The people of Cateura transformed trash into musical treasures. And with this alchemy, there comes social transformation and renewal. Music-making by the youth of Cateura is giving a voice to a population that has toiled quietly for so long. I was thrilled to learn that the Recycled Orchestra has traveled abroad to perform in great concert halls, and received tutoring by top musicians, and that a world tour is currently being planned. This is a story that lifts the human spirit and reflects the power of music and creativity for enriching the lives of youth and a whole community, and in turn, all of us.

Recent Comments

  1. Kligula

    The human being is amazing in your creativity. Even before the scarcity, the deep desire to learn and feel the music overcome the most powerful barriers. Great post!

  2. Siu-Lan Tan Ph.D

    Kligula,

    Very beautifully expressed! Thank you!

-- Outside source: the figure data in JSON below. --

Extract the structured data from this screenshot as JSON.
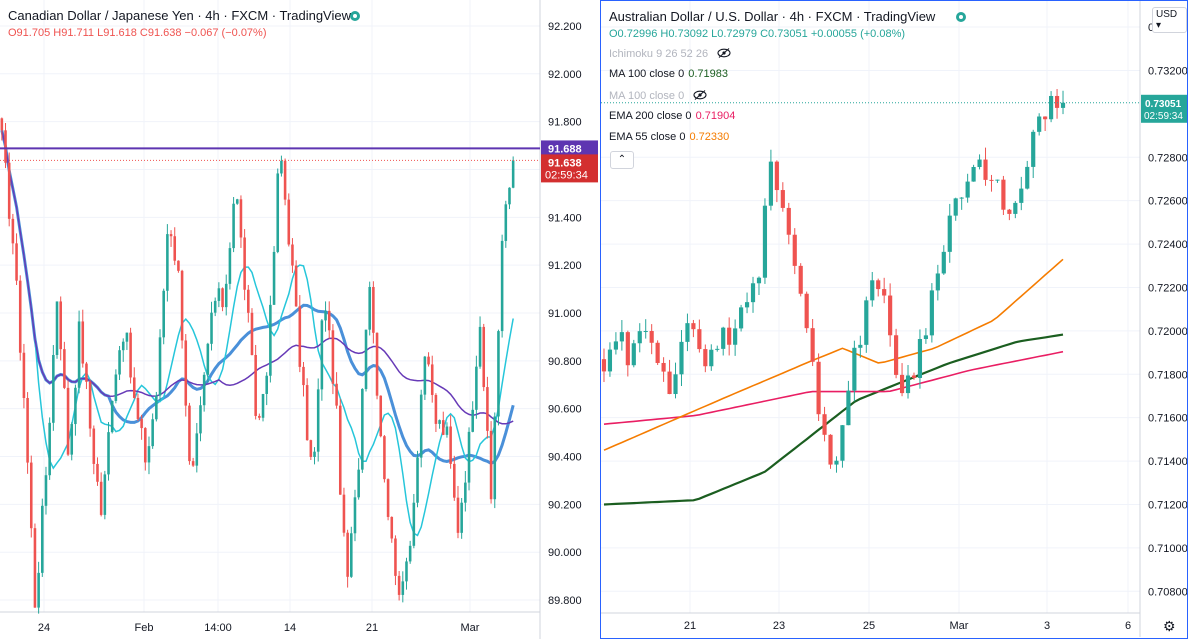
{
  "charts": {
    "left": {
      "title": "Canadian Dollar / Japanese Yen · 4h · FXCM · TradingView",
      "ohlc": "O91.705 H91.711 L91.618 C91.638 −0.067 (−0.07%)",
      "price_scale_labels": [
        "92.200",
        "92.000",
        "91.800",
        "91.600",
        "91.400",
        "91.200",
        "91.000",
        "90.800",
        "90.600",
        "90.400",
        "90.200",
        "90.000",
        "89.800"
      ],
      "time_labels": [
        "24",
        "Feb",
        "14:00",
        "14",
        "21",
        "Mar"
      ],
      "purple_line_label": "91.688",
      "price_label": "91.638",
      "countdown": "02:59:34"
    },
    "right": {
      "title": "Australian Dollar / U.S. Dollar · 4h · FXCM · TradingView",
      "ohlc": "O0.72996 H0.73092 L0.72979 C0.73051 +0.00055 (+0.08%)",
      "indicators": [
        {
          "name": "Ichimoku 9 26 52 26",
          "value": "",
          "color": "#b2b5be",
          "hidden": true
        },
        {
          "name": "MA 100 close 0",
          "value": "0.71983",
          "color": "#1b5e20",
          "hidden": false
        },
        {
          "name": "MA 100 close 0",
          "value": "",
          "color": "#b2b5be",
          "hidden": true
        },
        {
          "name": "EMA 200 close 0",
          "value": "0.71904",
          "color": "#e91e63",
          "hidden": false
        },
        {
          "name": "EMA 55 close 0",
          "value": "0.72330",
          "color": "#f57c00",
          "hidden": false
        }
      ],
      "collapse_symbol": "⌃",
      "currency_button": "USD",
      "price_scale_labels": [
        "0.73400",
        "0.73200",
        "0.72800",
        "0.72600",
        "0.72400",
        "0.72200",
        "0.72000",
        "0.71800",
        "0.71600",
        "0.71400",
        "0.71200",
        "0.71000",
        "0.70800"
      ],
      "time_labels": [
        "21",
        "23",
        "25",
        "Mar",
        "3",
        "6"
      ],
      "price_label": "0.73051",
      "countdown": "02:59:34",
      "gear_icon": "⚙"
    }
  },
  "chart_data": [
    {
      "type": "candlestick",
      "title": "Canadian Dollar / Japanese Yen · 4h · FXCM · TradingView",
      "ylim": [
        89.75,
        92.25
      ],
      "y_ticks": [
        92.2,
        92.0,
        91.8,
        91.6,
        91.4,
        91.2,
        91.0,
        90.8,
        90.6,
        90.4,
        90.2,
        90.0,
        89.8
      ],
      "x_ticks": [
        "24",
        "Feb",
        "14:00",
        "14",
        "21",
        "Mar"
      ],
      "n_bars": 140,
      "anchors": [
        91.72,
        91.3,
        90.65,
        89.78,
        90.35,
        91.1,
        90.4,
        90.95,
        90.5,
        90.15,
        90.72,
        90.95,
        90.6,
        90.38,
        90.7,
        91.42,
        91.12,
        90.25,
        90.62,
        91.05,
        91.05,
        91.55,
        91.05,
        90.5,
        90.85,
        91.7,
        91.25,
        90.7,
        90.3,
        91.1,
        90.65,
        89.85,
        90.3,
        91.2,
        90.55,
        90.05,
        89.8,
        90.18,
        90.85,
        90.55,
        90.5,
        90.1,
        90.45,
        91.0,
        90.2,
        91.3,
        91.638
      ],
      "series": [
        {
          "name": "",
          "color": "#4a90d9",
          "period": 30
        },
        {
          "name": "",
          "color": "#26c6da",
          "period": 10
        },
        {
          "name": "",
          "color": "#673ab7",
          "period": 60
        }
      ],
      "horizontal_line": 91.688,
      "last_price": 91.638,
      "colors": {
        "up": "#26a69a",
        "down": "#ef5350"
      }
    },
    {
      "type": "candlestick",
      "title": "Australian Dollar / U.S. Dollar · 4h · FXCM · TradingView",
      "ylim": [
        0.707,
        0.7352
      ],
      "y_ticks": [
        0.734,
        0.732,
        0.728,
        0.726,
        0.724,
        0.722,
        0.72,
        0.718,
        0.716,
        0.714,
        0.712,
        0.71,
        0.708
      ],
      "x_ticks": [
        "21",
        "23",
        "25",
        "Mar",
        "3",
        "6"
      ],
      "n_bars": 78,
      "anchors": [
        0.7183,
        0.7186,
        0.7196,
        0.7192,
        0.7183,
        0.7198,
        0.7195,
        0.7198,
        0.7191,
        0.7185,
        0.7172,
        0.719,
        0.72,
        0.7196,
        0.7193,
        0.719,
        0.7193,
        0.7195,
        0.7198,
        0.72,
        0.7203,
        0.7213,
        0.7222,
        0.7225,
        0.726,
        0.7282,
        0.7263,
        0.7248,
        0.724,
        0.7222,
        0.7205,
        0.7178,
        0.716,
        0.7148,
        0.7142,
        0.715,
        0.7165,
        0.7185,
        0.72,
        0.7215,
        0.7228,
        0.7222,
        0.72,
        0.7185,
        0.7175,
        0.7178,
        0.7185,
        0.7195,
        0.7205,
        0.7225,
        0.724,
        0.7248,
        0.726,
        0.7262,
        0.727,
        0.7275,
        0.7272,
        0.7268,
        0.7265,
        0.7262,
        0.7258,
        0.7255,
        0.7265,
        0.728,
        0.729,
        0.7302,
        0.7305,
        0.73,
        0.7305
      ],
      "series": [
        {
          "name": "MA 100 close 0",
          "color": "#1b5e20",
          "values": [
            [
              0,
              0.712
            ],
            [
              0.2,
              0.7122
            ],
            [
              0.35,
              0.7135
            ],
            [
              0.55,
              0.7168
            ],
            [
              0.75,
              0.7185
            ],
            [
              0.9,
              0.7195
            ],
            [
              1,
              0.71983
            ]
          ]
        },
        {
          "name": "EMA 200 close 0",
          "color": "#e91e63",
          "values": [
            [
              0,
              0.7157
            ],
            [
              0.2,
              0.7161
            ],
            [
              0.45,
              0.7172
            ],
            [
              0.62,
              0.7172
            ],
            [
              0.8,
              0.7182
            ],
            [
              1,
              0.71904
            ]
          ]
        },
        {
          "name": "EMA 55 close 0",
          "color": "#f57c00",
          "values": [
            [
              0,
              0.7145
            ],
            [
              0.25,
              0.7168
            ],
            [
              0.45,
              0.7186
            ],
            [
              0.52,
              0.7192
            ],
            [
              0.6,
              0.7185
            ],
            [
              0.72,
              0.7192
            ],
            [
              0.85,
              0.7205
            ],
            [
              1,
              0.7233
            ]
          ]
        }
      ],
      "last_price": 0.73051,
      "colors": {
        "up": "#26a69a",
        "down": "#ef5350"
      }
    }
  ]
}
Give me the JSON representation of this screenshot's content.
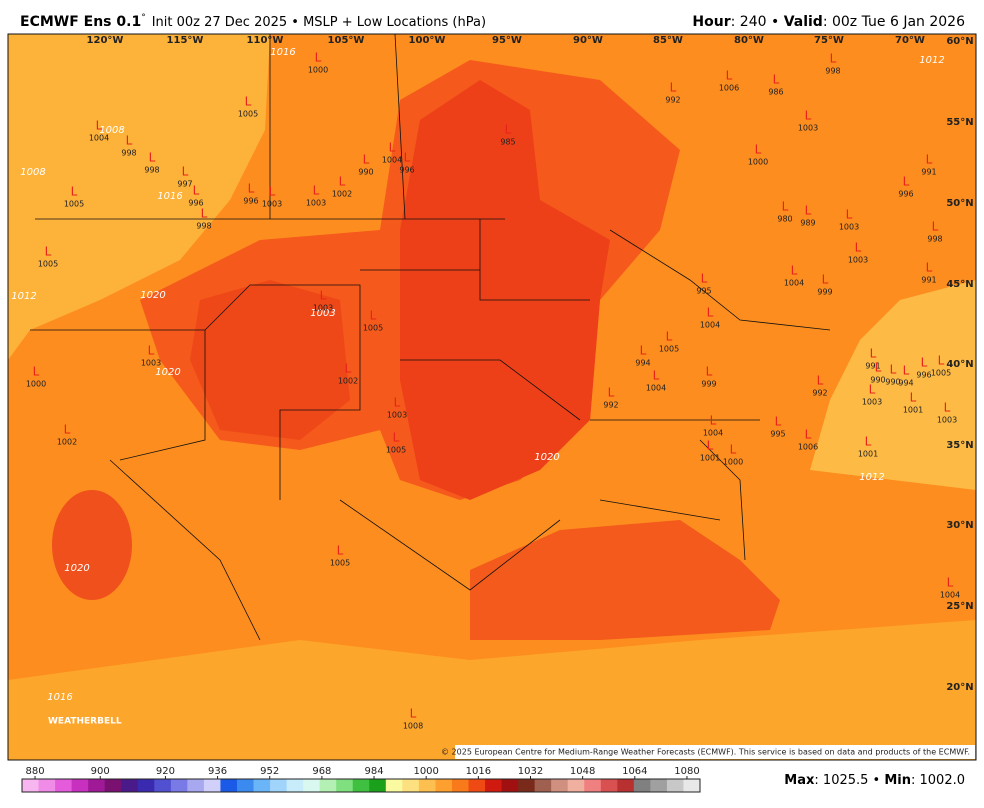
{
  "header": {
    "title": "ECMWF Ens 0.1",
    "degree": "°",
    "subtitle": "Init 00z 27 Dec 2025 • MSLP + Low Locations (hPa)",
    "hour_label": "Hour",
    "hour_text": ": 240 • ",
    "valid_label": "Valid",
    "valid_text": ": 00z Tue 6 Jan 2026"
  },
  "map": {
    "lon_labels": [
      "120°W",
      "115°W",
      "110°W",
      "105°W",
      "100°W",
      "95°W",
      "90°W",
      "85°W",
      "80°W",
      "75°W",
      "70°W"
    ],
    "lat_labels": [
      "60°N",
      "55°N",
      "50°N",
      "45°N",
      "40°N",
      "35°N",
      "30°N",
      "25°N",
      "20°N"
    ],
    "contour_labels": [
      "1016",
      "1008",
      "1008",
      "1016",
      "1012",
      "1020",
      "1020",
      "1003",
      "1020",
      "1020",
      "1016",
      "1012",
      "1012"
    ],
    "low_symbol": "L",
    "lows": [
      1000,
      1005,
      985,
      992,
      1006,
      986,
      998,
      1003,
      1000,
      991,
      996,
      990,
      1004,
      996,
      1002,
      1003,
      1003,
      996,
      996,
      998,
      998,
      997,
      998,
      1005,
      1004,
      980,
      989,
      1003,
      1003,
      998,
      991,
      1004,
      999,
      995,
      1004,
      1005,
      1003,
      1005,
      1003,
      1002,
      1003,
      1005,
      1000,
      1002,
      994,
      1005,
      992,
      1004,
      999,
      1004,
      1001,
      1000,
      995,
      1006,
      991,
      990,
      990,
      994,
      1005,
      996,
      1003,
      1001,
      1003,
      1001,
      1005,
      1004,
      1008,
      992
    ],
    "copyright": "© 2025 European Centre for Medium-Range Weather Forecasts (ECMWF). This service is based on data and products of the ECMWF.",
    "brand": "WEATHERBELL"
  },
  "colorbar": {
    "range": [
      876,
      1084
    ],
    "ticks": [
      880,
      900,
      920,
      936,
      952,
      968,
      984,
      1000,
      1016,
      1032,
      1048,
      1064,
      1080
    ],
    "colors": [
      "#f7b6f0",
      "#f08ce8",
      "#e45cdc",
      "#c830c0",
      "#a01a98",
      "#7a1070",
      "#4a1a8a",
      "#3a2ab0",
      "#5050d0",
      "#7a7ae6",
      "#a8a8f0",
      "#d0d0fa",
      "#1a5ae6",
      "#3a8af0",
      "#6ab4f8",
      "#a0d4fa",
      "#c8ecfa",
      "#d8f8f0",
      "#b4f0b4",
      "#80e080",
      "#40c040",
      "#1aa01a",
      "#fafaa0",
      "#fde080",
      "#fdc050",
      "#fda030",
      "#f87a1a",
      "#f04a14",
      "#d01a10",
      "#a01010",
      "#7a2a1a",
      "#a06050",
      "#d09080",
      "#f0b0a0",
      "#f08080",
      "#d85050",
      "#b83030",
      "#808080",
      "#a0a0a0",
      "#c8c8c8",
      "#e8e8e8"
    ],
    "max_label": "Max",
    "max_text": ": 1025.5 • ",
    "min_label": "Min",
    "min_text": ": 1002.0"
  }
}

  3. […] Kodaly’s phrase is more actual nowadays. Here is Siu-Lan Tan’s highly recommended article on recycled instruments and […]

  4. Siu-Lan Tan

    Adam Bosze,

    Thank you for your enthusiasm for this post! I have great respect for Kodaly. One of my favourite courses during my Music major days was a Kodaly workshop, and his philosophy and techniques still shape me today.